I make visual inquiries that could be described as attempts to measure the immeasurable experiences of separation, union, and the barely perceptible spaces between. I consider my drawings, paintings and constructions to have a dual purpose: to serve a need to ground myself in the physical, natural, and cultural world while questioning the possibility of the metaphysical. In a fine art practice spanning 35 years, this endeavour has taken various forms.

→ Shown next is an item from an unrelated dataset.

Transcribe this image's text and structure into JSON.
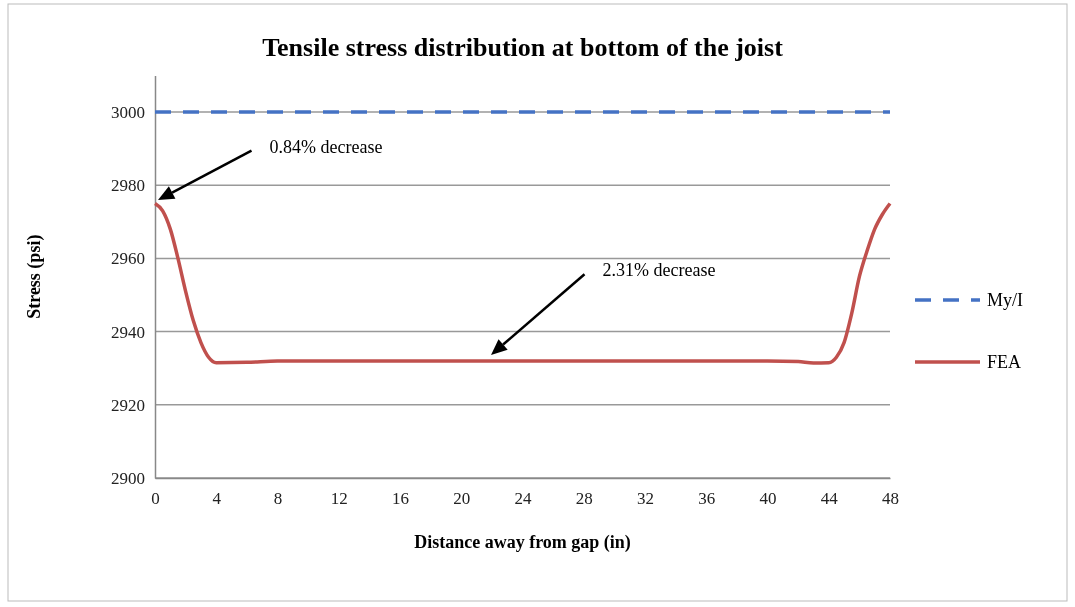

To write of drawing, I sometimes describe my mainstay drawing practice, which began in the early 1990s, as a graphicalisation of pilgrimage, giving a drawn form to the experience of dislocation and a search for transformation. These drawings are at once meditative and seismographic. I call them Walking Drawings quite simply because they are readings from walking meditations. Over time, as the material outcomes of the drawings have asserted their independence, decisions about how the drawings continue become more formal, more practical, and probably more academic. Experiments around how terrain informs the drawn line and whether the drawings can produce ‘likeness’ of ground, body, and route have come to the fore. Yet the question remains, “What, in fact, am I measuring?” As an Associate Artist at the Oxford Centre for Hindu Studies, I am engaged in several projects. One of these explores the historical identity of OCHS building premises and incorporates their ordinariness into a philosophical enquiry by making diagrammatic drawings, paired with metaphorical language, to evoke concepts of separateness, interdependence, and unity.
Catherine Flexen is an Associated Artist at the Oxford Centre for Hindu Studies and a member of the Drawing Research Group at Arts University Bournemouth. She graduated from Chelsea College of Art & Design in 1993.